Yazılı basında farklı gazete ve dergilerde çalıştı, internet haber sitelerinde editörlük yaptı. Türkiye Spor Yazarları Derneği (TSYD) üyesi olan Yığcı, Sürekli Basın Kartı sahibi.
Asıl tutkusunu ise, çocuklarla kurduğu sözcük köprüsünde buldu. Yayımladığı kitaplarla, küçük okurlarını hayal dünyasının renkli duraklarında dolaştırmaya çalıştı. 50’nin üzerinde çocuk kitabı kaleme aldı, ayrıca 50’den fazla çocuk kitabının derleme ve uyarlamasında imzası bulunuyor.
Kurucu ortakları arasında bulunduğu Caretta Yayıncılık onun için yalnızca bir yayınevi değil, çocukların hayal dünyasına açılan bir çiçek bahçesi.
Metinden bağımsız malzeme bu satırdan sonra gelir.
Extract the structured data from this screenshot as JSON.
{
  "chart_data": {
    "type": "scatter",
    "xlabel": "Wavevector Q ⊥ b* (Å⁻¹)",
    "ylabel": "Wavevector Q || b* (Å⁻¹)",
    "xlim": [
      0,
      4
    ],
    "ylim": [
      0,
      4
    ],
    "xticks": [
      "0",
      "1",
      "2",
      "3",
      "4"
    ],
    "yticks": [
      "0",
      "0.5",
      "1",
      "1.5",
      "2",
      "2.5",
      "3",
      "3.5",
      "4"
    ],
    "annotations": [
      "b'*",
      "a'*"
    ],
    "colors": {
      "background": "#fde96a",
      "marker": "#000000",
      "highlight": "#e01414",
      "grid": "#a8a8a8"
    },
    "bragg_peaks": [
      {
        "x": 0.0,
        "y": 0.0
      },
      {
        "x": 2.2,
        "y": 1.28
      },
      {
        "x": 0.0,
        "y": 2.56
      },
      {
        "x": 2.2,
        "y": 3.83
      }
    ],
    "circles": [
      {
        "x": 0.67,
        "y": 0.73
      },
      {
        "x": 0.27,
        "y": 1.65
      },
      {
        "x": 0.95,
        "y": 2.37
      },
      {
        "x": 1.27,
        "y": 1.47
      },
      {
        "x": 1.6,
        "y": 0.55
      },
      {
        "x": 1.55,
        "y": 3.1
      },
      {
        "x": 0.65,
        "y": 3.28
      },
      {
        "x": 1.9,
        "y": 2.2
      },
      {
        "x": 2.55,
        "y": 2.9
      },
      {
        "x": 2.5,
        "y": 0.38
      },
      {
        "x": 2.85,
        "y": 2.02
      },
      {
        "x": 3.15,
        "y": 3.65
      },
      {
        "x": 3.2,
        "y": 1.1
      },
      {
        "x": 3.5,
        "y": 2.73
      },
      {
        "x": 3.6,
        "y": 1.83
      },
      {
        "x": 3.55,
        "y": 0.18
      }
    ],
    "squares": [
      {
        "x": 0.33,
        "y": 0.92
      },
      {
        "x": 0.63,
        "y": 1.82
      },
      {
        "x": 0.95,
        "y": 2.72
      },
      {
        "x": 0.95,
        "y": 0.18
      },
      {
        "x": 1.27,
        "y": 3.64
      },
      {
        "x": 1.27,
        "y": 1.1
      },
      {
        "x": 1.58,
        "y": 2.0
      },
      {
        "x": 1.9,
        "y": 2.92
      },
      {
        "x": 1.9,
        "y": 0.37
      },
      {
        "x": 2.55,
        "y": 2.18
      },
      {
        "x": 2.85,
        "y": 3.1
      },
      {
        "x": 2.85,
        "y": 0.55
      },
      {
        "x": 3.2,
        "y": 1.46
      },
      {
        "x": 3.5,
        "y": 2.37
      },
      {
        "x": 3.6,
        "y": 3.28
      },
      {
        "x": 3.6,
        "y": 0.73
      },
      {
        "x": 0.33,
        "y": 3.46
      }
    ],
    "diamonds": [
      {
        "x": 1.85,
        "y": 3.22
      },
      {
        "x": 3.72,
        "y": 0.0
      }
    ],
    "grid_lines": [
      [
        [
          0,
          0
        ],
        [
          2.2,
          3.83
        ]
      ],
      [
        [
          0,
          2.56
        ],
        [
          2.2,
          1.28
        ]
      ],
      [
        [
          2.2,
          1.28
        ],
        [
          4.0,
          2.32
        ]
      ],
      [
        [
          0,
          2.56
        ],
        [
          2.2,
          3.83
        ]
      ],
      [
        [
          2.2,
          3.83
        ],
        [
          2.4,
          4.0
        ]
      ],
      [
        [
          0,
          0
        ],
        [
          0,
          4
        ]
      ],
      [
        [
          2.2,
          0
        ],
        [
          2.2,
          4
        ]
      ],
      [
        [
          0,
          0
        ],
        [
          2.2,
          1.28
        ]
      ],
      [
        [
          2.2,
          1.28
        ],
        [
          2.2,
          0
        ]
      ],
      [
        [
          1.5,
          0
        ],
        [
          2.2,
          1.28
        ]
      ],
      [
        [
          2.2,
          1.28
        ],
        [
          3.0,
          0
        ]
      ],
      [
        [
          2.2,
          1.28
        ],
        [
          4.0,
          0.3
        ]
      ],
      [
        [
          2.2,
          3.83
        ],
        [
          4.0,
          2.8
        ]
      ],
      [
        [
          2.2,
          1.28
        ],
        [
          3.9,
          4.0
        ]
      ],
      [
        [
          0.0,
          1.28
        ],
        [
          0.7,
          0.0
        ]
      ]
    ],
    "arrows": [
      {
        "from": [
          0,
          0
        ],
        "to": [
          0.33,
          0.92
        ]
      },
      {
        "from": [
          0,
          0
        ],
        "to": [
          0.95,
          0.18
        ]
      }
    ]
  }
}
Hâlâ ilk kitabını yazıyormuşçasına heyecan ve tutkuyla kalemine sarılıyor.
Onun için yazmak yalnızca cümle kurmak değil, okurlarıyla uzun soluklu bir sohbeti devam ettirmek. Mizah ile bilgiyi, hayal gücü ile öğrenmeyi bir araya getirmeye, yalnızca eğlendirmek için değil, düşündürmek için yazmaya çalışıyor ve her yeni hikayede biraz daha çocuk, her yeni kitapta biraz daha genç hissettiğini söylüyor.